NTSB Identification: ANC11FA071B
14 CFR Part 91: General Aviation
Accident occurred Saturday, July 30, 2011 in Talkeetna, AK
Probable Cause Approval Date: 07/18/2013
Aircraft: CESSNA 180B, registration: N5214E
Injuries: 4 Fatal,1 Uninjured.

NTSB investigators either traveled in support of this investigation or conducted a significant amount of investigative work without any travel, and used data obtained from various sources to prepare this aircraft accident report.

Two float-equipped, high-wing airplanes, a Cessna 206 and a Cessna 180, collided in midair in day visual meteorological conditions near a remote lake, which was the destination for both airplanes. The Cessna 206 pilot stated that he was maneuvering for landing after completing a right 270-degree turn, which positioned the airplane for a left downwind approach for landing to the northeast. The Cessna 180 was flying northbound and presumably also on a left downwind approach for landing to the northeast. The airplanes were about 900 feet above ground level when the collision occurred. The pilot of the Cessna 206 said he saw the Cessna 180 approaching from the right, and he made an immediate climbing left turn just before the collision. The Cessna 180 descended vertically to the ground. The Cessna 206 continued to fly and landed safely with the outboard portion of the Cessna 180’s left wing entangled in its floats. Neither pilot was in communication with any air traffic control facility. The airplanes were operating in uncontrolled airspace.

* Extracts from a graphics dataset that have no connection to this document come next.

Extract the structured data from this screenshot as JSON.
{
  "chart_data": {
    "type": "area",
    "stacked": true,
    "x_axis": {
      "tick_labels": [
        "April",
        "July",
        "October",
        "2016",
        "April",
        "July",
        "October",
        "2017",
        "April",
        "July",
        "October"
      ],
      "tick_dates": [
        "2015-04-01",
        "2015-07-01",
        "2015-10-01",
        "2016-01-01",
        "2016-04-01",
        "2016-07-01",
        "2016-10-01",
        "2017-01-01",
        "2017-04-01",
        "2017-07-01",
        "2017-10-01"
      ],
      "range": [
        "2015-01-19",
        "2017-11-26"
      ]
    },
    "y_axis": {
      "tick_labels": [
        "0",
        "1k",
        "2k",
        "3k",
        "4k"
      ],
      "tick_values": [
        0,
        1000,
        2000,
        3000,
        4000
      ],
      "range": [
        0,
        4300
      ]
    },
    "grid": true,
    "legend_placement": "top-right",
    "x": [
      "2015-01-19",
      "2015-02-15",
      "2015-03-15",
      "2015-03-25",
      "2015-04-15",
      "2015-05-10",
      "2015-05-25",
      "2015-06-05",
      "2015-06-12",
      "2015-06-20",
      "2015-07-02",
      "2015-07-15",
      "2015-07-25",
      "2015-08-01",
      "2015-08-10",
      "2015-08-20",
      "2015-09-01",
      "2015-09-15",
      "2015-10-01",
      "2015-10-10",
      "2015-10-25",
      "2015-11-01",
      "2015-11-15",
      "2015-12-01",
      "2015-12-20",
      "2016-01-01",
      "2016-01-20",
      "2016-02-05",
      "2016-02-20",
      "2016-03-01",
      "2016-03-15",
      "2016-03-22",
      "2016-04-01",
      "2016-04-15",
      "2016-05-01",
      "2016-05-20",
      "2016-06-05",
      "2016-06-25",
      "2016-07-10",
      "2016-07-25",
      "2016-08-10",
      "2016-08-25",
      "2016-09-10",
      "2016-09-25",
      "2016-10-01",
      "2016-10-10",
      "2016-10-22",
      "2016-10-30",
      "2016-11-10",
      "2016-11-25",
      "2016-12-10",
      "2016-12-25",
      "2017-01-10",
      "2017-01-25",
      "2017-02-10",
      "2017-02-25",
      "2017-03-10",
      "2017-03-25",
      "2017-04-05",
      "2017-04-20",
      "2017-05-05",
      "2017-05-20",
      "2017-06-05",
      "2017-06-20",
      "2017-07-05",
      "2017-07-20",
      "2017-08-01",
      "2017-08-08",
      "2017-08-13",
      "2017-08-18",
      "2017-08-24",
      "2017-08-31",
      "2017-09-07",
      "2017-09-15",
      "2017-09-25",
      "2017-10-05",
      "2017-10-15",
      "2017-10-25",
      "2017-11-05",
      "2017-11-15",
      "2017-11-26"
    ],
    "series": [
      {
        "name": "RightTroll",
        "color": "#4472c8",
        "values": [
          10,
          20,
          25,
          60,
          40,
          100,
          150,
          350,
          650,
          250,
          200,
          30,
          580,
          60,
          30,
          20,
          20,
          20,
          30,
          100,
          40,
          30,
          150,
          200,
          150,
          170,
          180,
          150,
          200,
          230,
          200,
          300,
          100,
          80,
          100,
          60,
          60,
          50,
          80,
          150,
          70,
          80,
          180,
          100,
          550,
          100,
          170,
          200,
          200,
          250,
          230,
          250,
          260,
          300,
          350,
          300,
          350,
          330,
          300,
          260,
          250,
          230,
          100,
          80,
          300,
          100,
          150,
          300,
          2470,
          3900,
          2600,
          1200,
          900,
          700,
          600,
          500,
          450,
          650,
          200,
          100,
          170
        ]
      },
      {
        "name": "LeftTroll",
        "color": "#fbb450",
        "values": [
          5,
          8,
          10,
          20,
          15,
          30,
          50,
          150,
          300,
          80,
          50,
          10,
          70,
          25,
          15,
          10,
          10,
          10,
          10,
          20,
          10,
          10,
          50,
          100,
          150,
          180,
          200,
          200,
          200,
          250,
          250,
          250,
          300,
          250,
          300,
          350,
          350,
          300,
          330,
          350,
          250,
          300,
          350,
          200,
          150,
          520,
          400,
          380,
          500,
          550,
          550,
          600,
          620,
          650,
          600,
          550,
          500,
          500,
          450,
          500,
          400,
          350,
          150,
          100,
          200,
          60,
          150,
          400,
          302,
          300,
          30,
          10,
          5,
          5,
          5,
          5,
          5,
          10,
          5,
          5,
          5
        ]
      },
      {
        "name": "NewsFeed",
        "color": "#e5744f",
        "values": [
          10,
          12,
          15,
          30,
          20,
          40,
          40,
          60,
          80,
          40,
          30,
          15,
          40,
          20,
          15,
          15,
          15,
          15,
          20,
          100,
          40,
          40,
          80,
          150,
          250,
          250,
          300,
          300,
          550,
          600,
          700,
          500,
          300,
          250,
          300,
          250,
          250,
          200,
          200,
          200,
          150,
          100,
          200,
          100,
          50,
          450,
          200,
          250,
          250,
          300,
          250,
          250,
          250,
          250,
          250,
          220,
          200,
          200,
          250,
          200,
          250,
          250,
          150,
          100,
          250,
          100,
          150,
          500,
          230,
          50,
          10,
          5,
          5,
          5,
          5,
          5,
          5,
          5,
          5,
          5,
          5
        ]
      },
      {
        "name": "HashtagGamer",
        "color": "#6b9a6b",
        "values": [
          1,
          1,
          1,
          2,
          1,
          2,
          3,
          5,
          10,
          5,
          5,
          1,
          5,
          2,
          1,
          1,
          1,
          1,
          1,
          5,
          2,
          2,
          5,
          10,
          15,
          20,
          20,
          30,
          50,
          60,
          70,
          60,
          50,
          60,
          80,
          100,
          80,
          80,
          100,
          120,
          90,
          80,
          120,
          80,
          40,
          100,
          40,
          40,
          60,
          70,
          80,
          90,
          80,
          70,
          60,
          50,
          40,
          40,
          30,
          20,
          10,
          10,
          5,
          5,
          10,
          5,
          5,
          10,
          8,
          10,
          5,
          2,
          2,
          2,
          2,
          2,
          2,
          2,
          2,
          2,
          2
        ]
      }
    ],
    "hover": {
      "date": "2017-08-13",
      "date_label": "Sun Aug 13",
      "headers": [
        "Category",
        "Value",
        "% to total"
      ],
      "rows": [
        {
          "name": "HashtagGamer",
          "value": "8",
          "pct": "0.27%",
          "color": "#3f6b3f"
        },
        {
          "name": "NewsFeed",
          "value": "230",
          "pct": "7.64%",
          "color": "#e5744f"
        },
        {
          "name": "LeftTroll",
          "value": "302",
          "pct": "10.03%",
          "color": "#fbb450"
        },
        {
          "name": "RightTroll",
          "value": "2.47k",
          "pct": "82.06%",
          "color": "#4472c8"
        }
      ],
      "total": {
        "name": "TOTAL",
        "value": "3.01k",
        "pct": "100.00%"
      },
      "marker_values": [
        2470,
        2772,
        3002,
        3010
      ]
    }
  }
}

The Cessna 206 pilot reported that he was monitoring 122.8 MHz, the common traffic advisory frequency (CTAF) for the area. A pilot-rated relative of the Cessna 180 pilot said the pilot monitored 122.9 MHz on previous flights, which was the MULTICOM frequency used for off-airport operations.

A review of Federal Aviation Administration-approved CTAF radio frequencies used in the area revealed equivocal language regarding which CTAF radio frequency should be used. Additionally, due to a high concentration of aerodromes in the area, many of the frequency boundaries overlap.

Given the reports of the radio frequencies that were monitored by both pilots, it is likely that, had both pilots been announcing their intentions on the same frequency, both pilots would have had increased awareness of the presence of the other airplane.

The National Transportation Safety Board determines the probable cause(s) of this accident to be:

The inadequate visual lookout and failure to see and avoid by the pilots of both airplanes while maneuvering to land, which resulted in a midair collision. Contributing to the accident was the lack of standardized, unequivocal procedures concerning common traffic advisory frequencies used in the area.